Whenever we talk about the program people are often quite surprised that we teach children as young as two years old, they’re also surprised with how heavily we implement stories and songs into our teaching. If you’ve ever seen us teach a daycare class you’ll know that nearly every lesson comes with a song, we find this is especially effective for younger students, students that speak English as a second language, and students with a mental disability. Here’s 5 reasons why:


Two years old aren’t going to remember complicated grid coordinates and strategies that require them to think 8 moves ahead, what they will remember is a repetitive rhythm that they can associate with a piece.
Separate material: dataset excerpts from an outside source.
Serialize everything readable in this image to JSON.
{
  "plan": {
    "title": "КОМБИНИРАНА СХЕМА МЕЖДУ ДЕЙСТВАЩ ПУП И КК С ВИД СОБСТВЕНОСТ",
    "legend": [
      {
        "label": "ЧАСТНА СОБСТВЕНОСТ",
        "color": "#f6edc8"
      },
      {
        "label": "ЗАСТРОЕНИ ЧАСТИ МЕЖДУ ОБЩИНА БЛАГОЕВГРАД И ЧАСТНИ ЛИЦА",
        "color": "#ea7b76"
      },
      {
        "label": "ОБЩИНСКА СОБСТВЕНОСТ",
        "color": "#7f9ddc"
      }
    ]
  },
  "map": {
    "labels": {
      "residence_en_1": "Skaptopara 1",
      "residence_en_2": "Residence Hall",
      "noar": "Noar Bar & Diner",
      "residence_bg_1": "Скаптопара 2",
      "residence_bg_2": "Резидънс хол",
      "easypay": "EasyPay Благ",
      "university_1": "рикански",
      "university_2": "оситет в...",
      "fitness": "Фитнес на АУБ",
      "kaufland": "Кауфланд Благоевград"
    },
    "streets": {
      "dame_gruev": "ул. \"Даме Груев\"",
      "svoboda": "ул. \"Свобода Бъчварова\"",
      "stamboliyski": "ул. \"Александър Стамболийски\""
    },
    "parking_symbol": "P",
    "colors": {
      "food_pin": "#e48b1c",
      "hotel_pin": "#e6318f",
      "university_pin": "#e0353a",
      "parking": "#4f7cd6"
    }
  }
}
Our ‘Gallop, Gallop, Crash’ rhythm that we use for the knight is something we see our daycare and even primary school students using whenever they move the knight. This helps transform the strangest moving piece into the easiest piece for us to teach.

Motor Skills

Quite a lot of songs have dances or movements that go with them outside of the piece movement. For example when we use ‘Backward, Forward, Side-to-Side’ rhythm for the castle we ask the children to point their hands according to each direction. This both cements memory and gets their motor skills, both fine and gross moving.

Hand Eye Coordination

Our songs are action songs, meaning that they require the children to perform an action in line with the rhythm. Being able to recite the song and as well as do the associated movements helps children develop their hand-eye coordination.

Listening and Directions

Sometimes younger kids don’t always want to follow orders or engage in traditional learning. Creating songs that require students to do something in line with that song is a great way to introduce orders and get them to listen without them even realising. Children have so much fun performing the song and actions that they don’t realise you’re actually asking them to play a complicated game like chess and follow a set of rules.

Language and Vocabulary

When we play chess complicated words like ‘Diagonal’ (the way the queen, bishop, and pawns can move) are not always words in a two year old’s vocabulary, they’re an entirely new concept that a child has never heard before. When we say diagonal we associate it with a rhythm as well as a particular direction and movement. Regularly repeating the word through song and movement helps children understand and associate the word.

Our stories and song help in so many other ways as well. These are just a few of the benefits we’ve found.